West Village Houses: The Real Story Behind “Jane Jacobs Homes”

By Brian J. Pape, AIA

JANE JACOBS UNDERSTOOD THE CONCEPT OF COMMUNITY: Buildings of all sizes surround the “very alive” community of the six-story West Village Houses sites along Washington Street. Photo by Brian J. Pape.

When activists like Jane Jacobs and Rachele Wall first conceived the West Village Houses in the early 1960s, they envisioned a more intimate low-rise community-based co-op of  rowhouse architecture for moderate-income households. But first, they had to stop the destruction of their industrial waterfront area—a rough fringe far from the subways—which was part of Robert Moses’ effort to alter the makeup of Greenwich Village with the construction of proposed towers.

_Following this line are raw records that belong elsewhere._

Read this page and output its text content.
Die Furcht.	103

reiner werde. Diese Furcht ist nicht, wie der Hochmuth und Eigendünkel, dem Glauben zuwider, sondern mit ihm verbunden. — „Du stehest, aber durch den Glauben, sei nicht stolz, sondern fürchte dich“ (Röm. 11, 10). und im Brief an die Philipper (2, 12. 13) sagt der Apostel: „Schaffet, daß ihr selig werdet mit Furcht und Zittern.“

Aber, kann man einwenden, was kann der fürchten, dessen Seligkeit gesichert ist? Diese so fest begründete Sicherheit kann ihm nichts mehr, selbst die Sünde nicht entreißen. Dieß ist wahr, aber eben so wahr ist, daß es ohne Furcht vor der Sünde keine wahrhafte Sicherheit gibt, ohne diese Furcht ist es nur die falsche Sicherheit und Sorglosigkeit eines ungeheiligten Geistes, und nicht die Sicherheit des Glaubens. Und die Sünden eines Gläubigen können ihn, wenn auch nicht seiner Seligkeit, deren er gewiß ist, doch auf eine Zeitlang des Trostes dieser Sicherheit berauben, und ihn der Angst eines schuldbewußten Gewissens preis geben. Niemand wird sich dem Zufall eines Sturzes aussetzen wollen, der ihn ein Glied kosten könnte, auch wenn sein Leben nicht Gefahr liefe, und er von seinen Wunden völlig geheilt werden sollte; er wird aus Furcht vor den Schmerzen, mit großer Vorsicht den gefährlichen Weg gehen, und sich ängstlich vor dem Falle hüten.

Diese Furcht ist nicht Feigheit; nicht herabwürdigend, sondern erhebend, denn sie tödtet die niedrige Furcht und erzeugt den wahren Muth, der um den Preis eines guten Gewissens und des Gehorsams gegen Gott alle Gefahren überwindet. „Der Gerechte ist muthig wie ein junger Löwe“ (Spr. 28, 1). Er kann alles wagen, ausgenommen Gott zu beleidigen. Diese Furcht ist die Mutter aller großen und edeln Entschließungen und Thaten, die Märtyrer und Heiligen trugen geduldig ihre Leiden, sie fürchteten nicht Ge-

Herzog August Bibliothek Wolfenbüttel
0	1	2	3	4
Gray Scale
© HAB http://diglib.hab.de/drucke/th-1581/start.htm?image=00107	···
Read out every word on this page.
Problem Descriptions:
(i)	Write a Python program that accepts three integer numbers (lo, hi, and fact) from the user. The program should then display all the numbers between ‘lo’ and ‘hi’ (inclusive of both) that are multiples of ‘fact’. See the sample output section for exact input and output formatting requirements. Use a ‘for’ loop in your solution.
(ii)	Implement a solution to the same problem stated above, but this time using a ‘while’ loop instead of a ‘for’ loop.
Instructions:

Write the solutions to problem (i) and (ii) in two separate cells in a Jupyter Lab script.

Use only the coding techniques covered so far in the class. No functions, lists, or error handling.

The government knew how to build public housing towers, and how to subsidize market-rate housing towers, but low-rise housing for the middle class wasn’t on any policy agenda. The project went through financial convolutions while being designed by the distinguished architectural firm Perkins+Will. But, by the time they started opening in 1974, the houses were reviled by Jacobs, and by most critics, for having lost all the architectural features first proposed.

The grouping of 42 six-story walkups contains unadorned, plain, dark brick buildings with small windows topped by flat roofs, except for landscaped courtyards shared by residents. Donald H. Elliott, the City Planning Commission Chairman at the time, instructed Alexander Garvin, a well-known urban planner, to arrange a capital subsidy for the project, since the project’s lack of elevators made it ineligible for a federal mortgage. Yet, they failed to attract enough buyers, so the “unloved failure” was acquired by private owners in 1976 as a 420-unit Mitchell-Lama-subsidized program rental.

Mr. Garvin, citing a 1999 Ken Burns documentary, New York, said, “every single mayoral administration since then has had to live with the errors of this development. But this doesn’t mean [Jacobs] wasn’t right about neighborhood scale.”

Many residents say Jacobs’ vision of community endures. “This is a very alive building,” playwright Suzanne Stout said of her unit on Washington Street. “We know one another, and if a calamity occurs, we take care of one another. Jane Jacobs was right. She understood community. Her ideas work.”

Rising construction costs and bureaucratic delays are blamed for the project’s failure. Yet, even with today’s complex bureaucracy and ever-rising construction costs, low-rise rental projects are being built.

In skyscraper-filled Long Island City, 38 four-story duplexes are being developed as rentals by GDC Properties. The Hunters Point neighborhood is rather tightly zoned, where turn-of-the-century row houses bump up against warehouses, so these new homes come close to maxing out the allowed density and height on the block. Lower duplex units offer finished basements with private backyards, and upper duplex units have a penthouse roof level. The entire development will have access to a gated internal courtyard. (Newman Design Architects designed the project.)